Comment la France opte pour la facturation électronique B2B et l’e-Reporting de la TVA ? (3ème partie)

B2B
Le mécanisme d’e-Reporting TVA

Dans notre précédent article nous avons vu que le choix d’une plate-forme centrale à l’Italienne soulevait de réelles questions sur le rôle de Chorus Pro pour l’instant limité au seul secteur public. Quelle que soit la décision prise concernant le futur de Chorus Pro, il semblerait bien que le portail du secteur public occupe une fonction centrale dans la transmission des données fiscales à la DGFiP. La plate-forme pourrait-elle se voir confier la mission d’effectuer ce e-Reporting ? Rappelons que l’e-Reporting est moins contraignant que le système clearance mis en place par certains pays comme l’Italie, le Mexique ou la Turquie qui ressemble à une une autorisation de facturer. Le e-Reporting est déjà appliqué par d’autres comme la Hongrie, la Corée du Sud, Taiwan ou la Grèce. Ce modèle peut aussi s’inscrire dans un modèle transactionnel temps réel « Continuous Transaction Control » (CTC) qui consiste à transmettre instantanément les éléments de facturation sous la forme d’un fichier de données. La problématique dépasse toutefois la simple transmission de données car certaines conditions doivent être remplies.
La question du contenu de ce fichier « tax report » et l’étendue des données transmises est un sujet crucial. Pour alléger les obligations et simplifier la vie des entreprises, les recommandations du Forum national de la Facturation Electronique (FNFE) portent sur la limitation du jeu de données susceptible d’être transmis et la suppression concomitante de certaines formalités déclaratives comme les déclarations d’échanges de biens ou de services (DEB / DES).

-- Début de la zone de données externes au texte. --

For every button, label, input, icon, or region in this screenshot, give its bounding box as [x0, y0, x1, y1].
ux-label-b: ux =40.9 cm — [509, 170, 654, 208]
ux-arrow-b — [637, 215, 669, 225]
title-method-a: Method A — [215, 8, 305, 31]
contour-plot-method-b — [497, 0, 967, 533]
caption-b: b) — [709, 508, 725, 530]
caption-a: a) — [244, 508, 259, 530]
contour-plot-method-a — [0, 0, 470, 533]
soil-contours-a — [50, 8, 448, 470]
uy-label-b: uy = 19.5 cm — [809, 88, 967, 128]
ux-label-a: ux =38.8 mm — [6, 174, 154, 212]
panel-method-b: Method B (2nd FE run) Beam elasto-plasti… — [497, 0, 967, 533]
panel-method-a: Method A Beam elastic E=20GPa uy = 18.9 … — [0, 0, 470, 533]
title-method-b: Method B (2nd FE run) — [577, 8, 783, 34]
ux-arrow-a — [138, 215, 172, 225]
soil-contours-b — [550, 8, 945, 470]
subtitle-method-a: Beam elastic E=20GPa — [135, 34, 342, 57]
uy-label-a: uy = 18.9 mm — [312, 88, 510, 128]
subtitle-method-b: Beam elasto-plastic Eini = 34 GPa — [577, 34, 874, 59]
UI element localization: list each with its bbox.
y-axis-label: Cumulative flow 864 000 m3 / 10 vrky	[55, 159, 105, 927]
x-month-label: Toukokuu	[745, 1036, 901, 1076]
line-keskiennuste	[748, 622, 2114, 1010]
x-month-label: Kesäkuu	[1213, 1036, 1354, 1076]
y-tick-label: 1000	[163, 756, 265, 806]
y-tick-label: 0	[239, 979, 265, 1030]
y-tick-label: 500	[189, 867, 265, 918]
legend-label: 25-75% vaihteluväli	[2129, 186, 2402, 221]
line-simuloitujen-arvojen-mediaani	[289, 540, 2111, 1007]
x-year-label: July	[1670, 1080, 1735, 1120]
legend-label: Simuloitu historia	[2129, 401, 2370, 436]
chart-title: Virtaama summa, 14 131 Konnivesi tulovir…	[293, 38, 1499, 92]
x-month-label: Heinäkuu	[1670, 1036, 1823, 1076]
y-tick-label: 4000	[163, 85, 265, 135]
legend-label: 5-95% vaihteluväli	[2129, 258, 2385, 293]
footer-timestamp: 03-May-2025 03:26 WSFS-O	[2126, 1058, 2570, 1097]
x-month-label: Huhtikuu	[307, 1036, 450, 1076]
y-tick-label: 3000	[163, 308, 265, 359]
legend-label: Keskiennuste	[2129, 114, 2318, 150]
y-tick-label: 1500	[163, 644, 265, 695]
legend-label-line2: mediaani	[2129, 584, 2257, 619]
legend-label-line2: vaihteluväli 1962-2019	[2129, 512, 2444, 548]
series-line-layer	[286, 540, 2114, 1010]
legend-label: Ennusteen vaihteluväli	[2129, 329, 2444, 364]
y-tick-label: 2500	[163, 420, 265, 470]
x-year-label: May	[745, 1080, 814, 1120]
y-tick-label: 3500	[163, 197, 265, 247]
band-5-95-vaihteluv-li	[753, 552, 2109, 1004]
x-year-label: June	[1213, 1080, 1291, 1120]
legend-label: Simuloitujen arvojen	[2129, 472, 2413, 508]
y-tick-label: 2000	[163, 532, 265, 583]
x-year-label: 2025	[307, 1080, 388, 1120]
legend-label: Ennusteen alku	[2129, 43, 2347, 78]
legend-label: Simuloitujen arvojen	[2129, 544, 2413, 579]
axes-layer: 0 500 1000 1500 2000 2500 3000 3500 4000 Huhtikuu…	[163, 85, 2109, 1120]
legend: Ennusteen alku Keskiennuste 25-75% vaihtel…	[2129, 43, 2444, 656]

D’autres recommandations sur le mécanisme d’e-Reporting visent les conditions de transmission. Le FNFE insiste aussi sur la nécessité de limiter les formats de facturation, de séparer les flux de factures originales des flux de données de contrôle en limitant les données transmises au strict nécessaire et de faire en sorte que ce modèle de données soit conforme aux exigences de la norme européenne sur la facturation (EN16931).
Ce mécanisme devrait être assuré par certains prestataires de dématérialisation agréés et dont la tâche consisterait à extraire les données obligatoires du flux de facturation, aider l’entreprise à produire ces données, organiser ces flux et gérer aussi les échanges entre le vendeur et l’acheteur en traitant le retour des flux statuts de paiement. En effet, le point d’application de la taxe doit aussi tenir compte du fait que les exigences déclaratives ne peuvent être symétriquement appliquées sur la base des seules factures transmises, mais doivent aussi provenir de flux d’e-Reporting de chaque entreprise (une facture peut être rejetée, les dates de réception ou de paiement ne sont pas forcément les mêmes pour chaque assujetti (avec des échéances non symétriques). Pour la facturation d’un bien, le fait générateur est le plus souvent la livraison correspondant à l’intégralité du transfert de propriété ; pour un service, la constatation s’effectue au fil de la prestation matérialisée par le paiement partiel ou intégral. Certains cas de facturation métiers plus complexes devront aussi être analysés comme les débours, les agents, les notes de frais, la sous-traitance etc. Il y a donc là une complexité qui va bien au delà d’une simple formalité déclarative et qui ouvre un champ encore inexploré d’échanges entre les opérateurs économiques. Par exemple, le développement d’un flux de réponse à la facture pourrait s’avérer nécessaire (comme le profil INVOICE RESPONSE de PEPPOL) permettrait aussi d’améliorer la gestion de la trésorerie en offrant une meilleure visibilité sur les paiements.
L’obligation B2B pourrait déboucher finalement sur d’autres développements dans la lutte contre la fraude ou le partage de données. Par exemple, dans le système de clearance, chaque facture est identifiée par une empreinte technique (HASH) de telle sorte que la facture est authentifiée de façon univoque et dispose d’une traçabilité complète. On pourrait imaginer d’autre mécanismes de sécurisation dans la blockchain facilitant la lutte contre la fraude en créant une chaîne de facturation immuable au sein d’un registre partagé (DLT) entre plusieurs parties-prenantes facilitant la vérification de l’information et le contrôle de la piste d’audit fiable.